Es gibt natürlich Medien, die darüber berichten, aber vieles ist kurzatmig und bleibt in der Etappe stecken. Ich versuche dran zu bleiben. Höflich, aber konsequent. Meine Gesprächspartnerinnen und Gesprächspartner können sich darauf verlassen, dass ich sie nicht „anrotze”, aber um wichtige Fragen keinen Umweg mache. Wobei: über mangelndes Feedback in der lokalen Bevölkerung können wir uns nicht beklagen …
Welche konkreten Pläne gibt es für die nächste Zeit?

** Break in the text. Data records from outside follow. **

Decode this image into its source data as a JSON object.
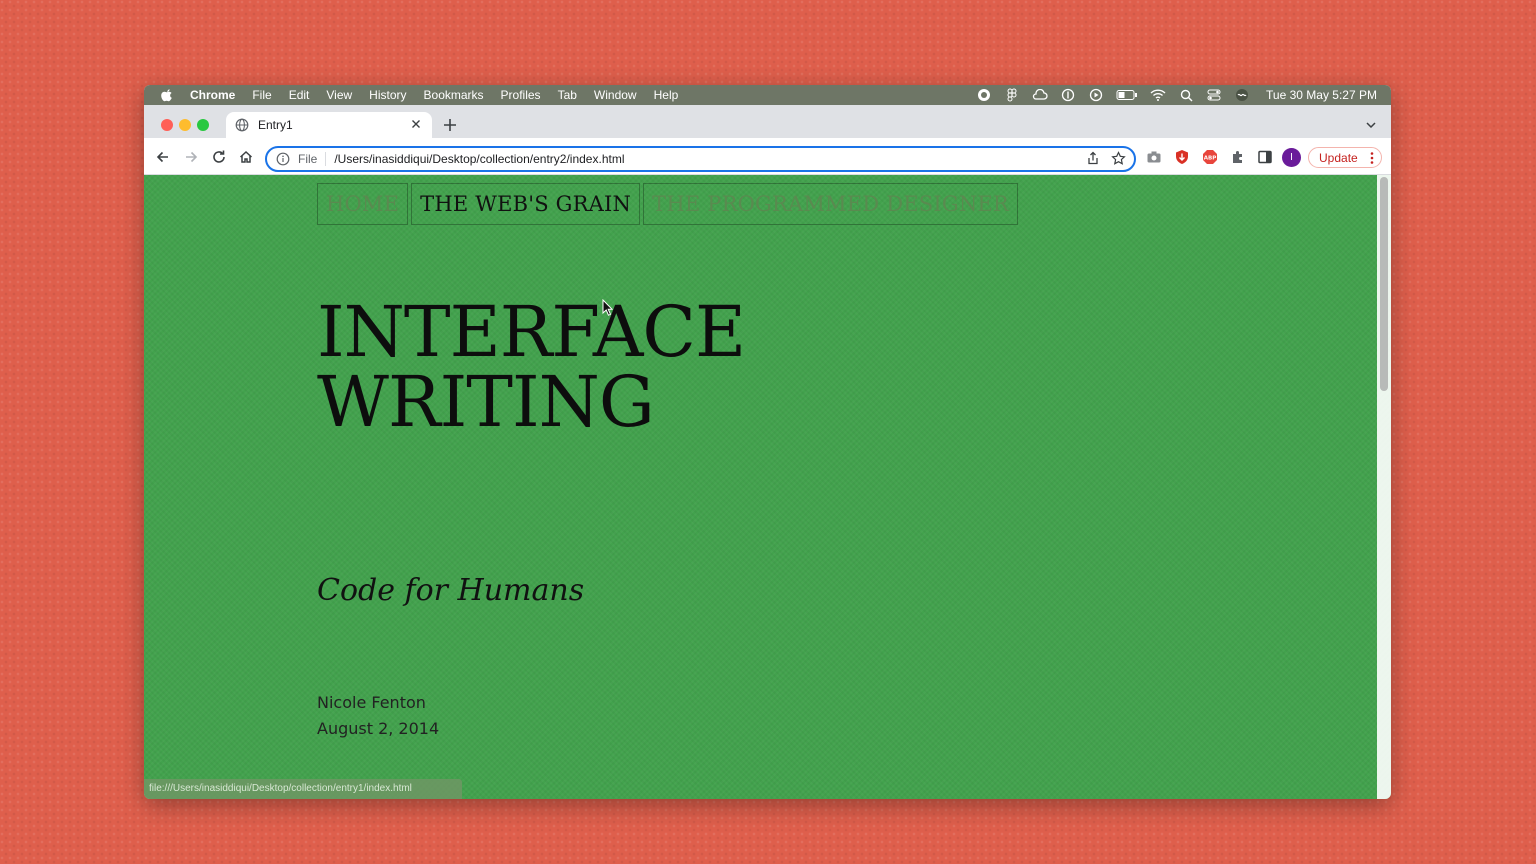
{
  "menubar": {
    "app": "Chrome",
    "items": [
      "File",
      "Edit",
      "View",
      "History",
      "Bookmarks",
      "Profiles",
      "Tab",
      "Window",
      "Help"
    ],
    "clock": "Tue 30 May  5:27 PM"
  },
  "tab": {
    "title": "Entry1"
  },
  "omnibox": {
    "scheme": "File",
    "url": "/Users/inasiddiqui/Desktop/collection/entry2/index.html"
  },
  "toolbar": {
    "update_label": "Update",
    "avatar_initial": "I"
  },
  "page": {
    "nav": [
      "HOME",
      "THE WEB'S GRAIN",
      "THE PROGRAMMED DESIGNER"
    ],
    "title_line1": "INTERFACE",
    "title_line2": "WRITING",
    "subtitle": "Code for Humans",
    "author": "Nicole Fenton",
    "date": "August 2, 2014"
  },
  "status_bar": {
    "text": "file:///Users/inasiddiqui/Desktop/collection/entry1/index.html"
  },
  "colors": {
    "background": "#df5f4c",
    "page": "#42a24d",
    "accent": "#1a73e8"
  }
}
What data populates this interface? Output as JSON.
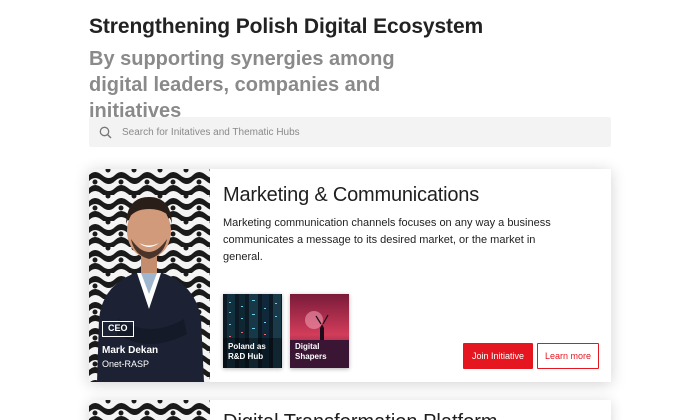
{
  "headline": {
    "title": "Strengthening Polish Digital Ecosystem",
    "subtitle": "By supporting synergies among digital leaders, companies and initiatives"
  },
  "search": {
    "placeholder": "Search for Initatives and Thematic Hubs",
    "icon": "search-icon"
  },
  "card": {
    "title": "Marketing & Communications",
    "description": "Marketing communication channels focuses on any way a business communicates a message to its desired market, or the market in general.",
    "leader": {
      "badge": "CEO",
      "name": "Mark Dekan",
      "organization": "Onet-RASP"
    },
    "hubs": [
      {
        "label": "Poland as R&D Hub"
      },
      {
        "label": "Digital Shapers"
      }
    ],
    "join_label": "Join Initiative",
    "learn_label": "Learn more"
  },
  "card2": {
    "title": "Digital Transformation Platform"
  },
  "colors": {
    "accent": "#e5161f",
    "title": "#222222",
    "subtitle": "#8a8a8a",
    "search_bg": "#f3f3f3"
  }
}
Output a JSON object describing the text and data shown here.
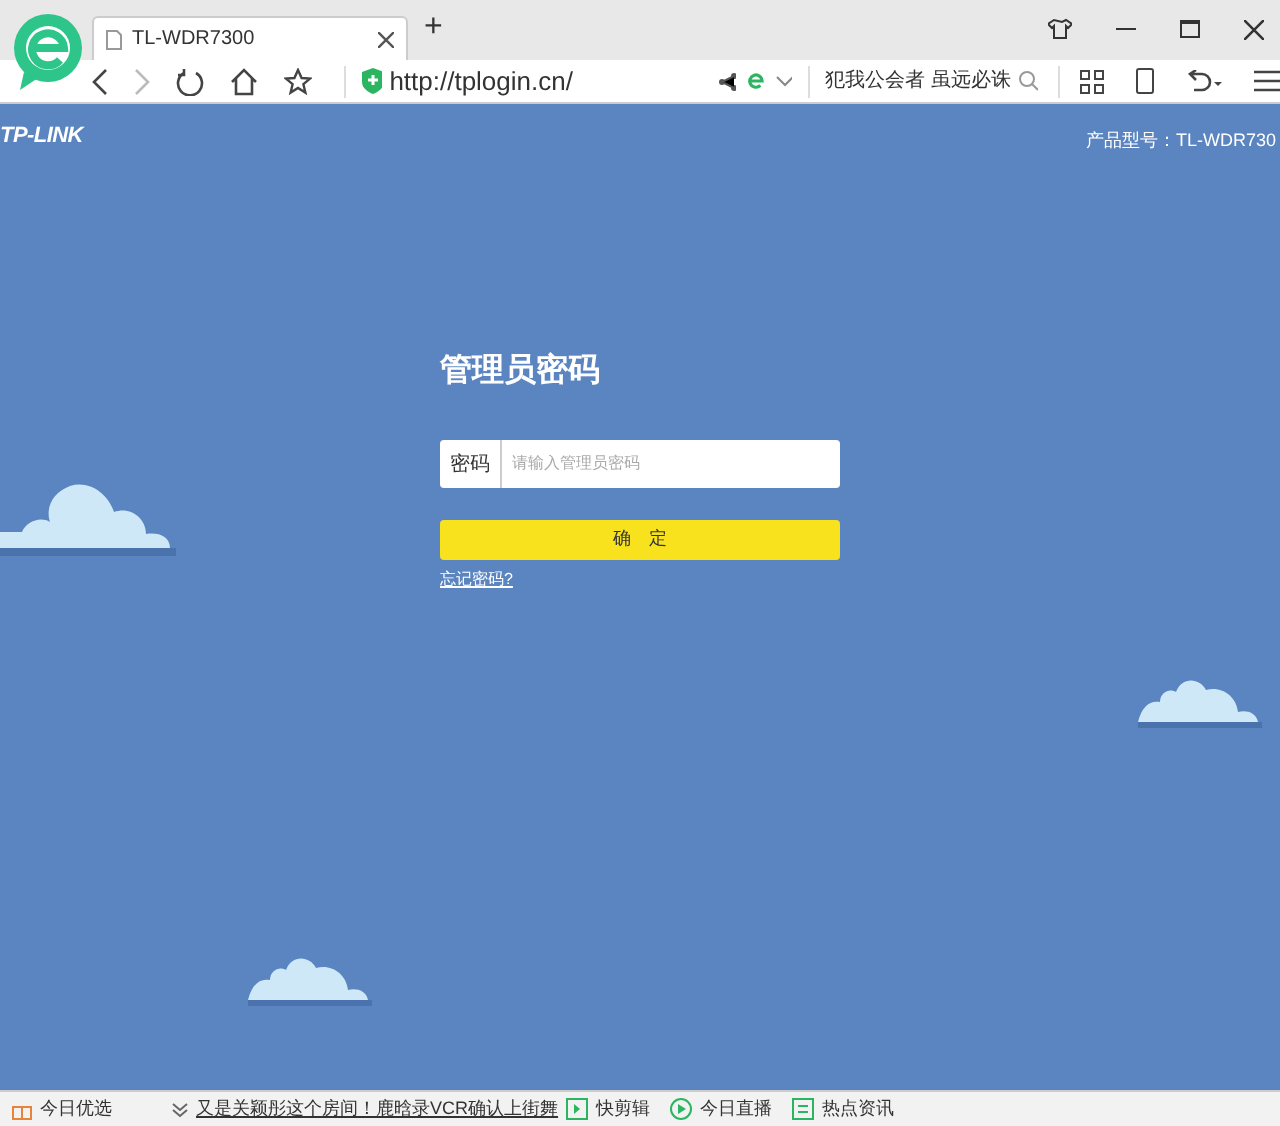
{
  "browser": {
    "tabs": [
      {
        "title": "TL-WDR7300",
        "selected": true
      }
    ],
    "new_tab": "+",
    "url": "http://tplogin.cn/",
    "search_text": "犯我公会者 虽远必诛"
  },
  "page": {
    "logo": "TP-LINK",
    "product": "产品型号：TL-WDR730",
    "heading": "管理员密码",
    "password_label": "密码",
    "password_placeholder": "请输入管理员密码",
    "confirm": "确　定",
    "forgot": "忘记密码?"
  },
  "status_bar": [
    {
      "kind": "gift",
      "label": "今日优选"
    },
    {
      "kind": "news",
      "label": "又是关颖彤这个房间！鹿晗录VCR确认上街舞"
    },
    {
      "kind": "clip",
      "label": "快剪辑"
    },
    {
      "kind": "play",
      "label": "今日直播"
    },
    {
      "kind": "hot",
      "label": "热点资讯"
    }
  ]
}
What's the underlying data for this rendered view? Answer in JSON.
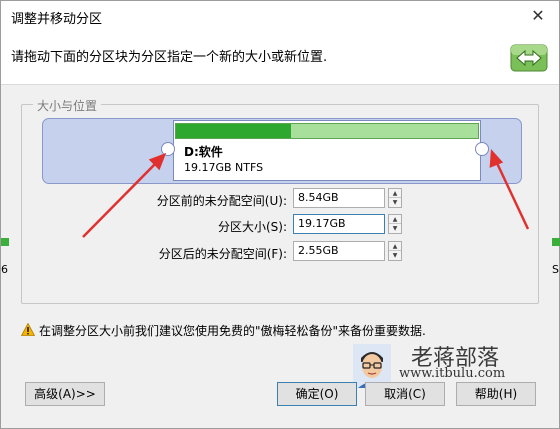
{
  "window": {
    "title": "调整并移动分区",
    "close_glyph": "✕"
  },
  "header": {
    "instruction": "请拖动下面的分区块为分区指定一个新的大小或新位置."
  },
  "group": {
    "label": "大小与位置"
  },
  "partition": {
    "name": "D:软件",
    "detail": "19.17GB NTFS",
    "used_fraction": 0.38
  },
  "fields": {
    "before": {
      "label": "分区前的未分配空间(U):",
      "value": "8.54GB"
    },
    "size": {
      "label": "分区大小(S):",
      "value": "19.17GB"
    },
    "after": {
      "label": "分区后的未分配空间(F):",
      "value": "2.55GB"
    }
  },
  "side_text": {
    "left": "6",
    "right": "S"
  },
  "warning": {
    "text": "在调整分区大小前我们建议您使用免费的\"傲梅轻松备份\"来备份重要数据."
  },
  "buttons": {
    "advanced": "高级(A)>>",
    "ok": "确定(O)",
    "cancel": "取消(C)",
    "help": "帮助(H)"
  },
  "watermark": {
    "title": "老蒋部落",
    "url": "www.itbulu.com"
  },
  "colors": {
    "used": "#2fa82f",
    "free": "#a8df9a",
    "track": "#c6d1ee",
    "arrow": "#e0312f"
  }
}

Der erste ist nicht nur aktuell, sondern auch ein großer Wurf. Es gibt ja drei nicht kommerzielle TV-Sender in Österreich. Das sind DORFTV in Oberösterreich, OKTO in Wien sowie FS1 in Salzburg. Gesetzlich sind sie gleich definiert, aber wir sind sehr unterschiedlich in der Philosophie. Zum ersten Mal in der Geschichte des nicht kommerziellen Rundfunks machen alle drei TV-Stationen ein gemeinsames bundesweites Politikformat. Das nennt sich „Das Dreieck – Politik und Debatte im Community-TV”. Ich bin sozusagen der Chefredakteur und der Hauptmoderator mit wechselnden Co-Moderatorinnen und -Moderatoren. Es gibt dieses Jahr anlässlich der NR-Wahl fünf Sendungen. Drei im Vorfeld, dann die Berichterstattung aus dem Pressezentrum am 29. September, die ich mit meiner jungen Kollegin Natalija Traxler von FS1 gemeinsam mache. Und in Folge gibt es noch eine Sendung zur Nachbetrachtung. Das ist ein ganz, ganz großes Ding. Weil wir können Unabhängigkeit garantieren – und gemeinsam immerhin 1,2 Millionen Empfangshaushalte erreichen.
Natürlich verlangt uns das unheimlich viel ab. Es gibt keine finanziellen Mittel dafür und wir wissen nicht einmal, wie wir die Studio-Deko finanzieren können. Aber wir werden es schaffen. Und ich kann nur sagen: Sehen Sie sich das an!